While it is a voluntary framework, it has been given additional heft after an endorsement from 55 investor funds that will use its $5 trillion in assets to push the tech companies to follow through on their pledges.
Twitter Chief Executive Officer Jack Dorsey, Facebook Vice President for Global Affairs and Communications Nick Clegg and Google Chief Legal Officer Kent Walker will attend the meeting, according to the French president's office.
The White House said on Wednesday it supported the Christchurch Call's aims but was "not in a position to join", citing the need for freedom of speech.
Spokespeople for Macron and Ardern did not respond to requests for comment. The Christchurch perpetrator live-streamed footage of the massacre, which was then disseminated countless times throughout social media.Читайте также: UK: Theresa May to bring Brexit deal back to lawmakers in June
Facebook and Twitter have already signed on. About 300,000 of those videos slipped through and were published on the site before being taken down by the site's content-moderation teams and blacklist algorithms. It doesn't cost anything for the social tech giants to say that they generally care about maybe somehow stopping actual terrorists from promoting mass murder online.

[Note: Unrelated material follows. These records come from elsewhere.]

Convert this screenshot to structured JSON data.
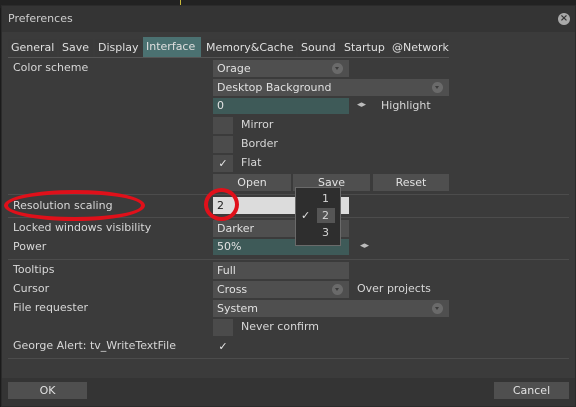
{
  "window": {
    "title": "Preferences",
    "close_icon": "close-icon"
  },
  "tabs": [
    "General",
    "Save",
    "Display",
    "Interface",
    "Memory&Cache",
    "Sound",
    "Startup",
    "@Network"
  ],
  "active_tab": "Interface",
  "settings": {
    "color_scheme": {
      "label": "Color scheme",
      "scheme_value": "Orage",
      "background_value": "Desktop Background",
      "highlight_value": "0",
      "highlight_label": "Highlight",
      "mirror_label": "Mirror",
      "border_label": "Border",
      "flat_label": "Flat",
      "flat_check": "✓",
      "open_label": "Open",
      "save_label": "Save",
      "reset_label": "Reset"
    },
    "resolution_scaling": {
      "label": "Resolution scaling",
      "value": "2",
      "options": [
        "1",
        "2",
        "3"
      ],
      "selected": "2",
      "check": "✓"
    },
    "locked_windows": {
      "label": "Locked windows visibility",
      "value": "Darker"
    },
    "power": {
      "label": "Power",
      "value": "50%"
    },
    "tooltips": {
      "label": "Tooltips",
      "value": "Full"
    },
    "cursor": {
      "label": "Cursor",
      "value": "Cross",
      "extra": "Over projects"
    },
    "file_requester": {
      "label": "File requester",
      "value": "System",
      "never_confirm_label": "Never confirm"
    },
    "george_alert": {
      "label": "George Alert: tv_WriteTextFile",
      "check": "✓"
    }
  },
  "footer": {
    "ok_label": "OK",
    "cancel_label": "Cancel"
  },
  "colors": {
    "accent_tab": "#4b7171",
    "annotation": "#e0101a",
    "field_teal": "#3e5a58"
  }
}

Ardern is playing a central role in Wednesday's meetings in Paris, which she called a significant "starting point" for changes in government and tech industry policy.

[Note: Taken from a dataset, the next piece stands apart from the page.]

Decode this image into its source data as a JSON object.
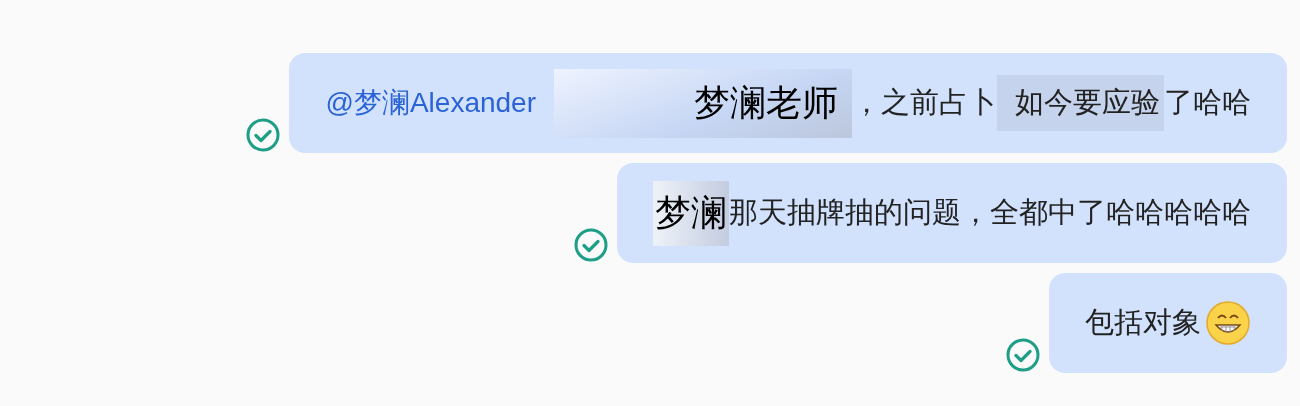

"We continue to be proactive in our efforts to counter terrorist content online while also continuing to respect freedom of expression and freedom of the press", the White House said.
Speaking at her side at the Élysée Palace, Macron said the commitments made today "are part of continuing exchanges between the private sector and heads of state or government". Some have called for giants like Facebook to be broken up.

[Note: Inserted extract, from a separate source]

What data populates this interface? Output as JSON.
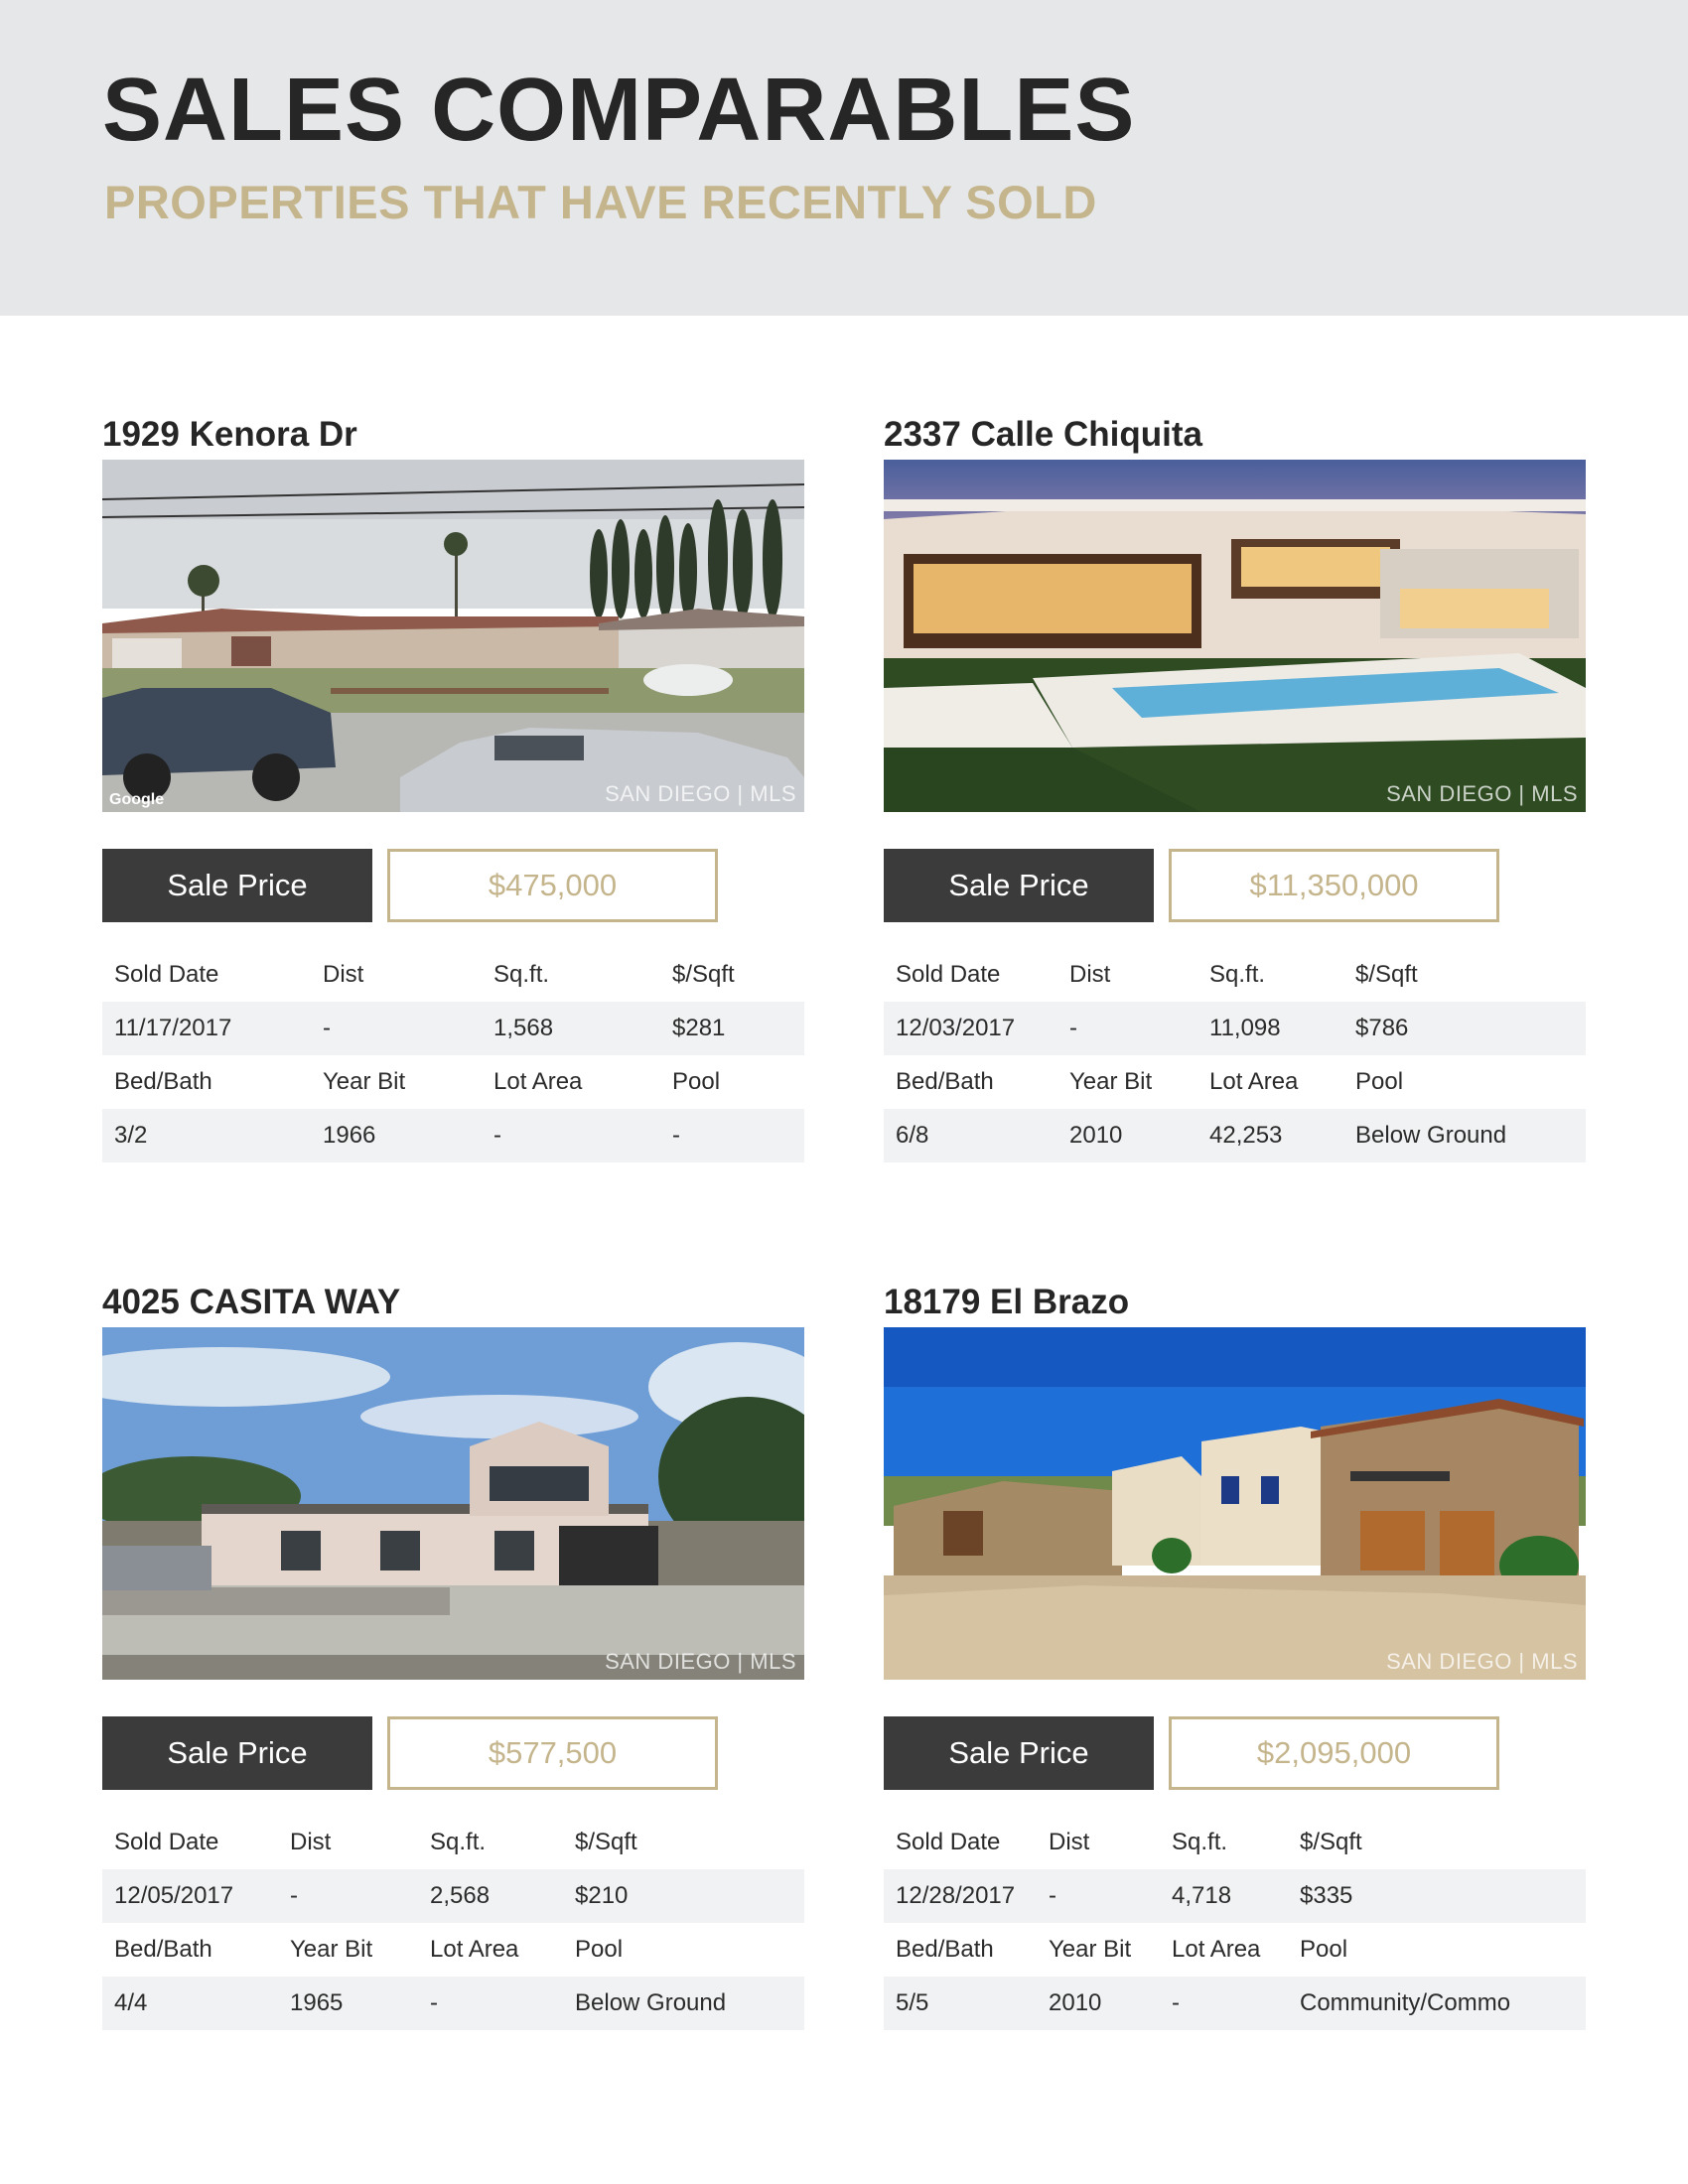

In Ottawa, the House of Commons committee on access to information, privacy and ethics recently issued a summons for Facebook CEO Mark Zuckerberg and COO Sheryl Sandberg to appear as witnesses in relation to a Privacy Commissioner's report that criticized the company for not doing enough to protect the privacy of Canadian users. The decision puts the United States at odds with USA tech companies including Facebook and Google, which are expected to support the effort. Facebook served as an organizing tool for the deadly neo-Nazi rally in Charlottesville in 2017, for example, and lesser-known fringe websites hosted hateful screeds penned by the man accused of opening fire on a Pittsburgh synagogue a year ago.